HEY. FUCK YOU. MUSCLE is just shit and you do not treat it like the shit it is. That is my problem with you and MUSCLE. Bottom 25 is praising it as far as I'm concerned. The game is incoherent shit. It looks like it was made for the Atari 2600. Fun fact: I have this game sealed. GOOD. I found it in the weirdest way possible. I was meeting a friend of mine for lunch, nearby where he worked. We went into a DELICATESSAN and we ordered our food and for some fucking reason, at the register in a display case in the register island were 2 sealed copies of MUSCLE and 1 sealed copy of Skykid. NO OTHER GAMES OR SYSTEMS OR ANYTHING. And this was like, 2007 for fuck's sake. How the fuck did this shit end up sitting here for that long & why IN A DELI OF ALL PLACES? I bought them, sold one MUSCLE for $300 and still have the other two. The world is a strange place.
I have played Mach Rider, I know this for sure, but I have absolutely no memory of it. I did not have it as a kid and I probably popped it in when I got it or played it on NESticle or something but where and when? No fucking idea. So very little to say about it.
The problem with Mad Max is the fucking gas. You need food for gas and food for progressing in the game. But you blow through gas so quick that you stand no chance of accruing enough to move on. Doesn't even have to do with the crap controls. They just didn't think that maybe kids would want to explore and you know, not have enough resources to do so. There's other problems but this is the biggest imo. It just kneecaps any chances you have.
Mad Max really could have been a good game if they just let you have a full tank of gas to start out with. you really do not get enough gas to do ANYTHING in the game. You literally have to figure out the routes and go to them as fast as possible. Yeah, later on you could give less and less gas for like stages 2 and 3. People have somehow beat it for youtube and I'm amazed at how short it is.

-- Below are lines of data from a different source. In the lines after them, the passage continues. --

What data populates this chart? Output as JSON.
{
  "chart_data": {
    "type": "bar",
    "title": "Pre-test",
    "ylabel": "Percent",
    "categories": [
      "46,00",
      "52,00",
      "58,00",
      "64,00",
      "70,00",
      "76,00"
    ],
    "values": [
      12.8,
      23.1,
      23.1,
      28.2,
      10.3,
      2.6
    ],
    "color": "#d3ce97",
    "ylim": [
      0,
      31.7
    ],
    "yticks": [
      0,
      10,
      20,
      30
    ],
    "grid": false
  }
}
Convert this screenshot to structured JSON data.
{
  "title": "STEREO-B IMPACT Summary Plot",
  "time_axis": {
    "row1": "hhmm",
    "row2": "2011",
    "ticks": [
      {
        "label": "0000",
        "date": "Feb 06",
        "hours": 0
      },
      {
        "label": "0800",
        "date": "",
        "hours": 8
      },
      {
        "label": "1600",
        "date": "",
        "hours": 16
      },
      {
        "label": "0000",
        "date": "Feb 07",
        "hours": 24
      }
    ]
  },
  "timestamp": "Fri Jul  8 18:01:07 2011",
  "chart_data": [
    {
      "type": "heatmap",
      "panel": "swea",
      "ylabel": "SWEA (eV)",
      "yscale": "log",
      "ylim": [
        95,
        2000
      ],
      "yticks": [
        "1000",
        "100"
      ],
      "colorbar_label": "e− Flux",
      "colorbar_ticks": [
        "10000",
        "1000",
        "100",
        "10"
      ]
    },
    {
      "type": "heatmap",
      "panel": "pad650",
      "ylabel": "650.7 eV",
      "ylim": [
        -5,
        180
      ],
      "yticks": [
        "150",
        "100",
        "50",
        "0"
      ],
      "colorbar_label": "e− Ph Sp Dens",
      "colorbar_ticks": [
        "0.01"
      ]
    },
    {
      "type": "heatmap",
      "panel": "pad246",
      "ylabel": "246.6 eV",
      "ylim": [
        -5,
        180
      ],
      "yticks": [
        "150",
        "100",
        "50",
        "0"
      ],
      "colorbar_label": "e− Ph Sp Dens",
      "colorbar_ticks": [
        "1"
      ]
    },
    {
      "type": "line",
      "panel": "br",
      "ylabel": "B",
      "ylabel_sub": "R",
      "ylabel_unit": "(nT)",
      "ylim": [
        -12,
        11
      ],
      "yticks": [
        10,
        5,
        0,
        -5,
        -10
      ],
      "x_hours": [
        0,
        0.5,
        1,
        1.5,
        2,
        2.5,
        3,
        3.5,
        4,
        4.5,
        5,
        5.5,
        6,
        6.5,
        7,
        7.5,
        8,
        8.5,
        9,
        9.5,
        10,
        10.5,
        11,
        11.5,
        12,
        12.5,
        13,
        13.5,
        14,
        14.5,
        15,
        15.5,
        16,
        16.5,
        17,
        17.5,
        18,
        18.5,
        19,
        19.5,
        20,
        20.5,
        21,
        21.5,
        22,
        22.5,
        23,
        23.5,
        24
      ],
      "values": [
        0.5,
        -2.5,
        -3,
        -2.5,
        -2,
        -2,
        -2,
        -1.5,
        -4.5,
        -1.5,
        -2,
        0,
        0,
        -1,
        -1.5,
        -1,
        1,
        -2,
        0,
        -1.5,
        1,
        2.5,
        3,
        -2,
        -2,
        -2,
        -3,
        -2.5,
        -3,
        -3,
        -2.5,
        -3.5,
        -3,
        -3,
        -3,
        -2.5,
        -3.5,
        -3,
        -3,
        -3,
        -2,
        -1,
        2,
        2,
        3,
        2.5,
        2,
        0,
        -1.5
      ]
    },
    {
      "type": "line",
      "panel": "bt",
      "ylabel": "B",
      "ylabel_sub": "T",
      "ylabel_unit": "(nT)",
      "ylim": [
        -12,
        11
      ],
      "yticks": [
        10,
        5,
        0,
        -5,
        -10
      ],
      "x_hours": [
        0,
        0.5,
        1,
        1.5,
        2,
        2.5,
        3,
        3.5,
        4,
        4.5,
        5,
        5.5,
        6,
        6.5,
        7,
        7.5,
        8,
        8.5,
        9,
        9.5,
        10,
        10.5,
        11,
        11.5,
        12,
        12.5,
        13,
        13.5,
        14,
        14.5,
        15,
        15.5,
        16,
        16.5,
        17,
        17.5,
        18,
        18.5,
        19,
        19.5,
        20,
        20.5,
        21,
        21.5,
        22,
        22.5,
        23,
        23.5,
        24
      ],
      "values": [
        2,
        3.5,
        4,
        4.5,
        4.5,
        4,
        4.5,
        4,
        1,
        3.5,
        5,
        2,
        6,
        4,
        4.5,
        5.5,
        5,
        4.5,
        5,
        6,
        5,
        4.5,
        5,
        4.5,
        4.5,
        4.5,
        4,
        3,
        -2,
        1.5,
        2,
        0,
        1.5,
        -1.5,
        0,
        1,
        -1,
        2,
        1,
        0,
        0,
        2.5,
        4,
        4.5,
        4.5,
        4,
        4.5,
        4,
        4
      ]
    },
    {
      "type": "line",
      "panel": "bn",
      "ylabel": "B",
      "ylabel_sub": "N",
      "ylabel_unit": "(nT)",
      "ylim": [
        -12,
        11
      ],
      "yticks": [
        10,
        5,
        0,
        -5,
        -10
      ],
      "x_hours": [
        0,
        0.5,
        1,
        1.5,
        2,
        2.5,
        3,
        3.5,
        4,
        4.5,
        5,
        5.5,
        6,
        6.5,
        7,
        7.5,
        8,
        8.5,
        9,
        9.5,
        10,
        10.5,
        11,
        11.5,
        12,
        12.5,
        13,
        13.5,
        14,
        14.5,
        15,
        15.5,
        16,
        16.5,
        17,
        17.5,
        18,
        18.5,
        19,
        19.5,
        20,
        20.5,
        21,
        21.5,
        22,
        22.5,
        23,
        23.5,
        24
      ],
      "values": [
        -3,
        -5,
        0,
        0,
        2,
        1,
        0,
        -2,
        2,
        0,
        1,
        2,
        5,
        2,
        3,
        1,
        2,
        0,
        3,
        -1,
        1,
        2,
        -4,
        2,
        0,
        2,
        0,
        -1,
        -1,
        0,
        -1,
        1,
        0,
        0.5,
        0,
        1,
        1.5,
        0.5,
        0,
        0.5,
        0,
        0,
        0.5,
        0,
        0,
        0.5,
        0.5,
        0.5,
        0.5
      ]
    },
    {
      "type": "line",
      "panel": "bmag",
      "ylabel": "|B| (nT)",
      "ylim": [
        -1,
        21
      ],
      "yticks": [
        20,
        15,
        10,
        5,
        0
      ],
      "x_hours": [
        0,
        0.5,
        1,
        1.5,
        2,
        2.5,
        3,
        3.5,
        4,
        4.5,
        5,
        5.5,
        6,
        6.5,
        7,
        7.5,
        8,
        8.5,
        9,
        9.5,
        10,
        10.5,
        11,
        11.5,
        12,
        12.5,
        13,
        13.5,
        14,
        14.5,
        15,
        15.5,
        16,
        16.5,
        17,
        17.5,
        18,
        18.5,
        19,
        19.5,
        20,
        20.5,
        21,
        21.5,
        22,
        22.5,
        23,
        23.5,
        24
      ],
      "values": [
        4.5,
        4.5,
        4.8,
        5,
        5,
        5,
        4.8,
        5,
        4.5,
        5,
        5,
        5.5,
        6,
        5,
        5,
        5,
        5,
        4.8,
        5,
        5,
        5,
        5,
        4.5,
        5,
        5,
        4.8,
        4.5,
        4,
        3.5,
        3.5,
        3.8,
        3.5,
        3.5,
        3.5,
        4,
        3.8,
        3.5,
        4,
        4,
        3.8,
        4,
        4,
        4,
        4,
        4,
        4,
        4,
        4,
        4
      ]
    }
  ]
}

I think it's somewhere between 30-50 minutes.
ReplyDeleteMach Rider was a black box game. I THOUGHT YOUR PARENTS BOUGHT YOU ALL OF THEM HUH PORTNOYD. HUH
Lol goingin for some NICE JEWISH SANDWICHES and POW SKYKID AND MUSCLE lookin right at ya. I love it. I do not know why anyone would pay $300 for MUSCLE on the NES. Let alone 30 bucks lol. It's a bad game but sorry I'd rather play it over say X-Men or Rocky and Bullwinkle.
MULE is a strategic game that I like becaues it kept it simple. You will hear me cry and scream when we get to ROMANCE OF THE THREE KINGDOMS. GET READY FOR A NICE STORY THERE.
Lunar Pool is POOL PUZZLE which is a weirdly unique way of making a pool game.
I can't help but love MC Kids. Who couldn't love throwing rocks at the Hamburglar. SATAN that's who!!!!!
IF YOU READ MY EXCELLENT BLOG IMPROVING BLOG COMMENTS, you'd know I didn't get ALL of the black box games, JERK.